Interest groups unaffiliated with individual candidates have already spent more than $1.3 million on the current election and are on pace to surpass the record $1.5 million spent in 2010. Campaign finance experts say there are several factors behind the increase, but the biggest is that national organizations realize that controlling statehouses is a relatively inexpensive way to advance policy agendas.
Some examples include attempting to reduce business regulations, gain tax breaks funded with a reduction in welfare spending, change health insurance laws, or change employment or land use regulations.
How those agendas unfold in Maine will be determined at the ballot box. Recent analyses by the Portland Press Herald show that 22 outside groups are spending big on mailers, television ads and canvassing to influence voters’ decisions.
The efforts have concentrated on more than a half-dozen state Senate races and dozens of House contests that could determine whether Republicans hold their majority in the Legislature. Groups have already spent more than $778,000 on Senate races, a figure that eclipses the $685,000 spent in 2008 on all legislative contests.
The dynamic is different in other states. However, a recent study determined that independent spending — election spending by groups unafiliated with individual candidates — is on the rise.
The 20-state study by the National Institute on Money in State Politics suggested that independent spending increased by 38 percent from 2006 to 2010. The actual increase is difficult to determine because of uneven, sometimes nonexistent, disclosure laws.
Denise Roth Barber, an analyst with the institute, said she expects the upward trend to continue. Barber said the groups no longer just focus on federal races — it’s relatively easy to affect the outcome of a state legislative race.
“The gains of influencing the outcome are pretty high,” Barber said. “If you can turn a few seats and gain control of the legislative body, you can have a say in the decision making.”
The study showed that outside spending in Maine is modest compared with some other states. But the increase here is laying waste to the long-held belief that Maine elections are insulated from outside influences.
So why do groups choose not to contribute directly individual candidates?

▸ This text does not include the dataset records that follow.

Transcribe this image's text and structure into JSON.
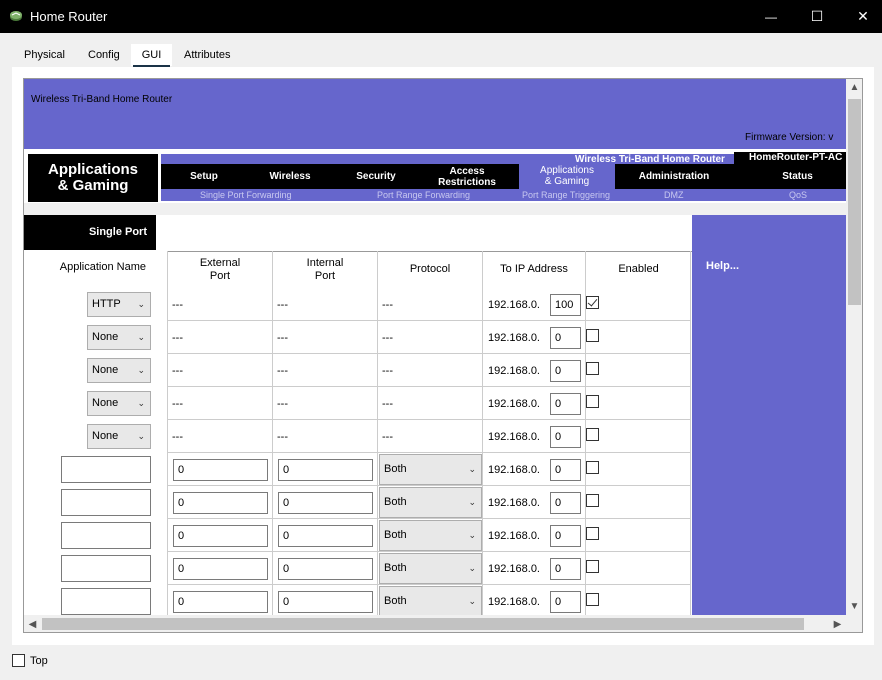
{
  "window": {
    "title": "Home Router",
    "minimize_glyph": "—",
    "maximize_glyph": "☐",
    "close_glyph": "✕"
  },
  "tabs": [
    {
      "label": "Physical",
      "active": false
    },
    {
      "label": "Config",
      "active": false
    },
    {
      "label": "GUI",
      "active": true
    },
    {
      "label": "Attributes",
      "active": false
    }
  ],
  "banner": {
    "product_name": "Wireless Tri-Band Home Router",
    "firmware_label": "Firmware Version: v"
  },
  "nav": {
    "section_title_line1": "Applications",
    "section_title_line2": "& Gaming",
    "product_title": "Wireless Tri-Band Home Router",
    "model": "HomeRouter-PT-AC",
    "items": [
      {
        "label": "Setup",
        "label2": "",
        "active": false
      },
      {
        "label": "Wireless",
        "label2": "",
        "active": false
      },
      {
        "label": "Security",
        "label2": "",
        "active": false
      },
      {
        "label": "Access",
        "label2": "Restrictions",
        "active": false
      },
      {
        "label": "Applications",
        "label2": "& Gaming",
        "active": true
      },
      {
        "label": "Administration",
        "label2": "",
        "active": false
      },
      {
        "label": "Status",
        "label2": "",
        "active": false
      }
    ],
    "subitems": [
      "Single Port Forwarding",
      "Port Range Forwarding",
      "Port Range Triggering",
      "DMZ",
      "QoS"
    ]
  },
  "single_port": {
    "heading": "Single Port",
    "app_name_label": "Application Name",
    "headers": {
      "external_port_line1": "External",
      "external_port_line2": "Port",
      "internal_port_line1": "Internal",
      "internal_port_line2": "Port",
      "protocol": "Protocol",
      "to_ip": "To IP Address",
      "enabled": "Enabled"
    },
    "ip_prefix": "192.168.0.",
    "dash": "---",
    "preset_rows": [
      {
        "app": "HTTP",
        "ip_last": "100",
        "enabled": true
      },
      {
        "app": "None",
        "ip_last": "0",
        "enabled": false
      },
      {
        "app": "None",
        "ip_last": "0",
        "enabled": false
      },
      {
        "app": "None",
        "ip_last": "0",
        "enabled": false
      },
      {
        "app": "None",
        "ip_last": "0",
        "enabled": false
      }
    ],
    "custom_rows": [
      {
        "app": "",
        "external": "0",
        "internal": "0",
        "protocol": "Both",
        "ip_last": "0",
        "enabled": false
      },
      {
        "app": "",
        "external": "0",
        "internal": "0",
        "protocol": "Both",
        "ip_last": "0",
        "enabled": false
      },
      {
        "app": "",
        "external": "0",
        "internal": "0",
        "protocol": "Both",
        "ip_last": "0",
        "enabled": false
      },
      {
        "app": "",
        "external": "0",
        "internal": "0",
        "protocol": "Both",
        "ip_last": "0",
        "enabled": false
      },
      {
        "app": "",
        "external": "0",
        "internal": "0",
        "protocol": "Both",
        "ip_last": "0",
        "enabled": false
      }
    ]
  },
  "help": {
    "label": "Help..."
  },
  "footer": {
    "top_label": "Top",
    "top_checked": false
  },
  "colors": {
    "accent": "#6666cc",
    "black": "#000000"
  }
}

Barber said there are several reasons. First, many states, including Maine, cap donations to candidates; there are no donation or spending restrictions on outside groups.
Also, such spending allows the groups to control the political message rather than leave those decisions to candidates.
Outside groups can also go negative with fewer repercussions than candidates can. The top five most targeted state Senate races have been dominated by attack mailers and television ads slamming everything from a candidate’s business dealings, legislative record and video gaming habits. The candidates have conducted mostly positive campaigns.
Most worrisome, perhaps, is the idea that groups may be spending on elections to gain influence over policy.
Most campaign finance analysts agree that outside interests wouldn’t spend the money if there wasn’t a payoff. But identifying what the goals are is difficult because so many different groups fund parties and the surrogate nonprofit groups through which they spend on state races.
Financial backing for Maine parties and their proxy political action committees can be traced back to national interest groups interested in crafting Maine laws and regulations.
Organizations such as the Democratic Legislative Campaign Committee, backed by national unions and other industries, and the Republican State Leadership Committee, backed by insurance companies, big tobacco and other industries, have both committed big dollars to 2012 to national and Maine legislative races.
The Democratic group has given $500,000 to state-based PACs, while the Republican organization has pumped in over $330,000. Michael Malbin, executive director of the Campaign Finance Institute, said donors to those groups know their money is going to assist a political party, but there is almost no way to prove the groups earmark their donations for a specific candidate. And there is almost no way to calculate how much influence this spending actually buys.
“It’s not impossible,” Malbin said. “But if a large number of people give to the common pot, then the state legislator on the other end doesn’t have any particular feeling of gratitude to any particular contributor.”